Cependant, les racines philosophiques et métapolitiques de ce concept
suggèrent une autre interprétation, dans laquelle le point de vue
occidental apparaît comme la projection analytique de ses propres
schémas de pouvoir. De ce point de vue, le processus de mondialisation
mené par le centre euro-atlantique est perçu comme une tentative
d’homogénéisation absolue de l’environnement international, d’effacement
des frontières et d’unification des cultures et systèmes politiques
divers sous la bannière d’une idéologie universelle unique. Pour ce
modèle de mondialisation, l’existence de toute identité indépendante et
distincte est un obstacle à éliminer, que ce soit par l’exportation
d’institutions, la pression économique ou le soutien à des acteurs non
étatiques de la société civile.
La théorie de la multipolarité trace une frontière stricte face à cet
universalisme. Un modèle alternatif d’ordre « continental » des
relations internationales ne peut, par nature, être fondé sur
l’absorption et l’unification. Au contraire, il vise à établir un
système structuré qui servirait d’architecture de sécurité pour freiner
l’homogénéisation globale. Pour que ce système multipolaire soit
fonctionnel et puisse résister aux pressions assimilationnistes de
l’universalisme libéral, il doit reposer sur la coexistence de centres
de pouvoir distincts, stables et culturellement indépendants (des
pôles).
Selon cette logique, une grande puissance qui construit un ordre
multipolaire ne cherche pas à détruire les États souverains, à condition
que ces États constituent des unités politiques cohérentes et
fonctionnelles. Au contraire, il est dans son intérêt stratégique de
protéger de tels acteurs indépendants (même s’ils sont de petite taille)
et de coopérer avec eux.
L’existence de centres de pouvoir diversifiés légitime empiriquement
le système multipolaire lui-même et démontre que le projet de
mondialisation unipolaire peut être stoppé.
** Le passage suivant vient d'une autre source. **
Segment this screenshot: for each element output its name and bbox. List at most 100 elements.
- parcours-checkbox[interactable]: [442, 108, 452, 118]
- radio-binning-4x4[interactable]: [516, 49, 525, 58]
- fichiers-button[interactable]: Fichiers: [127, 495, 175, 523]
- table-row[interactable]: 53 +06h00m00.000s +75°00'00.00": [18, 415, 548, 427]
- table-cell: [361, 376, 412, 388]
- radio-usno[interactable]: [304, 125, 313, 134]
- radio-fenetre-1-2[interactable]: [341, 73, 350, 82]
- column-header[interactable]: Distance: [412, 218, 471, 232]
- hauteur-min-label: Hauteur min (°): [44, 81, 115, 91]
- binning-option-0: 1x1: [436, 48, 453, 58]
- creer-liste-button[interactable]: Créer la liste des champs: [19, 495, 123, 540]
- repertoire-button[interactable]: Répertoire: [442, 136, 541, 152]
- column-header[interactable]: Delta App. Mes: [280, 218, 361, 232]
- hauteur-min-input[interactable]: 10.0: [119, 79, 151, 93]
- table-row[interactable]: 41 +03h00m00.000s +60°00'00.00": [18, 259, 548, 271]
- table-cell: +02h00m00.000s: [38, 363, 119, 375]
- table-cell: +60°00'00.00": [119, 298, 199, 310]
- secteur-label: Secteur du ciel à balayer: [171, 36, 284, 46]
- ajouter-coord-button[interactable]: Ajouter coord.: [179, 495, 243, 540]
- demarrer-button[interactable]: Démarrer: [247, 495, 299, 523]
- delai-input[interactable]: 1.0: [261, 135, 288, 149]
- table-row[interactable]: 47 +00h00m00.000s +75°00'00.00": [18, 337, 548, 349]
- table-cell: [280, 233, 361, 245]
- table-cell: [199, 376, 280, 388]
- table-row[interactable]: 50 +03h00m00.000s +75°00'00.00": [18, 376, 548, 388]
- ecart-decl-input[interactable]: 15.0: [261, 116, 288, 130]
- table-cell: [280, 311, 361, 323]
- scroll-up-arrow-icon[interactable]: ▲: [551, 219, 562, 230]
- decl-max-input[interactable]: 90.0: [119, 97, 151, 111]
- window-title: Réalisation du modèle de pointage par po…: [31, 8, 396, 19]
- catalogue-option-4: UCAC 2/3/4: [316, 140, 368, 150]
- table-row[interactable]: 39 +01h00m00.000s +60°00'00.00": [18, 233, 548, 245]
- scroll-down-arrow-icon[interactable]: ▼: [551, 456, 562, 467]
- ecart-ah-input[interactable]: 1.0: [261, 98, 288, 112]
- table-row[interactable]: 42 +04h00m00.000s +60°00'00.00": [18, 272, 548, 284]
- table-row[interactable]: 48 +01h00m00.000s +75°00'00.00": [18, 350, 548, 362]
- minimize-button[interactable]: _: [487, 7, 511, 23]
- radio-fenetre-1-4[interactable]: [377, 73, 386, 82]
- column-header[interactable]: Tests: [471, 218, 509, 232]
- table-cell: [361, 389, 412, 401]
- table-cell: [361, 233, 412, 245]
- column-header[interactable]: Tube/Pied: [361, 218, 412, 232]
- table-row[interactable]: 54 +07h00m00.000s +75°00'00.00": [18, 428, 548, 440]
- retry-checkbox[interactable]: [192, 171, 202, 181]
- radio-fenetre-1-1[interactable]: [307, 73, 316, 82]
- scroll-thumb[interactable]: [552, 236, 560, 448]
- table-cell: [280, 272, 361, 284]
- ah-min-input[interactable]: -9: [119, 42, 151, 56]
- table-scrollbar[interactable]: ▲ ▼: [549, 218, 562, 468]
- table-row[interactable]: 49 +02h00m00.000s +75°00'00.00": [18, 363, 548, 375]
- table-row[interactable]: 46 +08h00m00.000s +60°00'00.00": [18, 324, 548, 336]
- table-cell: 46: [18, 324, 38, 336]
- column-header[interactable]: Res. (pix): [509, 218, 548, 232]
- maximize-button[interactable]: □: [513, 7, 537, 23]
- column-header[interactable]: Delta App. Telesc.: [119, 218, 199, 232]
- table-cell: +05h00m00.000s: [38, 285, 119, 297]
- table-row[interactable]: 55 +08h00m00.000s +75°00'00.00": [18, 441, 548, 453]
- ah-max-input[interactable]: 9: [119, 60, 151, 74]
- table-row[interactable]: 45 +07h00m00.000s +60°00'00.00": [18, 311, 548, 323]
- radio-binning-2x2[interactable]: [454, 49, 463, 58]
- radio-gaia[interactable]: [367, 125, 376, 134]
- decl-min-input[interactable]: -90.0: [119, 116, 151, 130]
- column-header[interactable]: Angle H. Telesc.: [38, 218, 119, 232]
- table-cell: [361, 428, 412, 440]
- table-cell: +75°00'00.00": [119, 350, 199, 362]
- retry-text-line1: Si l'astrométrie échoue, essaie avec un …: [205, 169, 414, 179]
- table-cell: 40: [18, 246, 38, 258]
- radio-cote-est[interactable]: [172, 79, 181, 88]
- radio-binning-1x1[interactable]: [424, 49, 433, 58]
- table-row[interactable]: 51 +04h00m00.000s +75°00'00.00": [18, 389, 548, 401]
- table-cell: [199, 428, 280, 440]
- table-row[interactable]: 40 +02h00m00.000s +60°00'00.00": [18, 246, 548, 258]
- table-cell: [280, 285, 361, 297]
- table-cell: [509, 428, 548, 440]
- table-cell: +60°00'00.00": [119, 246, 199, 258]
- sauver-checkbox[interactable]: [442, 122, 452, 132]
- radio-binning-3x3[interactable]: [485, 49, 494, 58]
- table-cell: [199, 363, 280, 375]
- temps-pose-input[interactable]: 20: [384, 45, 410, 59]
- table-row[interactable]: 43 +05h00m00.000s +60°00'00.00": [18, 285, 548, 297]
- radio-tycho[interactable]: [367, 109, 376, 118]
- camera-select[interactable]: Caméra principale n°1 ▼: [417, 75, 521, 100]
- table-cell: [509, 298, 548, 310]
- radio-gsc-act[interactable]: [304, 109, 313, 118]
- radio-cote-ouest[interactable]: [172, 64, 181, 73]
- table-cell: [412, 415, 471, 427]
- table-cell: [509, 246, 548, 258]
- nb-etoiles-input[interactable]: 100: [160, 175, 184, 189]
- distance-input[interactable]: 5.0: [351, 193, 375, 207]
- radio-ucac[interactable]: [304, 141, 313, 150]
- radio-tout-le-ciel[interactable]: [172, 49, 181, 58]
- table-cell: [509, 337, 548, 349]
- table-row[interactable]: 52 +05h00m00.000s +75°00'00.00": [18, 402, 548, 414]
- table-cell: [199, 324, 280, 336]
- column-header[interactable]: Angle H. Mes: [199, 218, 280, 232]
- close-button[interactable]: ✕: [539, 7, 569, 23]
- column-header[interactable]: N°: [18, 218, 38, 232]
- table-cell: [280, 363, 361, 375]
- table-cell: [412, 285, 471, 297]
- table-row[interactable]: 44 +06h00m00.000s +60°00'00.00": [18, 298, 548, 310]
Alors que le modèle
occidental vise l’intégration dans un cadre mondial unifié, la vision
multipolaire privilégie un système de relations internationales basé sur
une démarcation claire et le respect des différences
civilisationnelles. Le texte qui suit examinera donc l’hypothèse selon
laquelle la multipolarité pourrait, paradoxalement, représenter une
authentique garantie de survie politique pour les petits États dotés
d’une forte identité culturelle.
Fondements théoriques d’un modèle alternatif de grande puissance
Pour comprendre pourquoi le concept multipolaire peut offrir une
garantie de sécurité aux petits États-nations, il est essentiel de
distinguer, sur le plan théorique, l’approche hégémonique occidentale du
concept de grande puissance eurasienne traditionnelle. Il s’agit de
deux modèles structurellement distincts d’organisation de l’arène
internationale.
Définition d’une grande puissance traditionnelle
L’influence euro-atlantique est souvent définie, dans les textes
métapolitiques étudiés, comme assimilatrice et prédatrice. En étendant
ses institutions, elle transforme économiquement et idéologiquement les
territoires subordonnés, conditionnant la coopération à l’adoption de
ses propres normes sociales, de sa conception des droits humains et du
marché global. Ce système n’insiste pas sur la souveraineté des
frontières, mais vise plutôt à créer un espace mondial unifié où les
identités locales s’effacent progressivement au profit d’une culture
politique et économique homogène.
En revanche, le modèle conservateur du pouvoir (rappelant
historiquement les arrangements impériaux euro-asiatiques) ne requiert
pas, en théorie, l’assimilation interne des acteurs subordonnés ou
alliés. Il fonctionne avant tout comme un parapluie géopolitique et
militaire, garantissant sécurité et stabilité externes. Au sein de cette
sphère d’influence, la grande puissance tolère et préserve les
particularités politiques et culturelles locales des États individuels.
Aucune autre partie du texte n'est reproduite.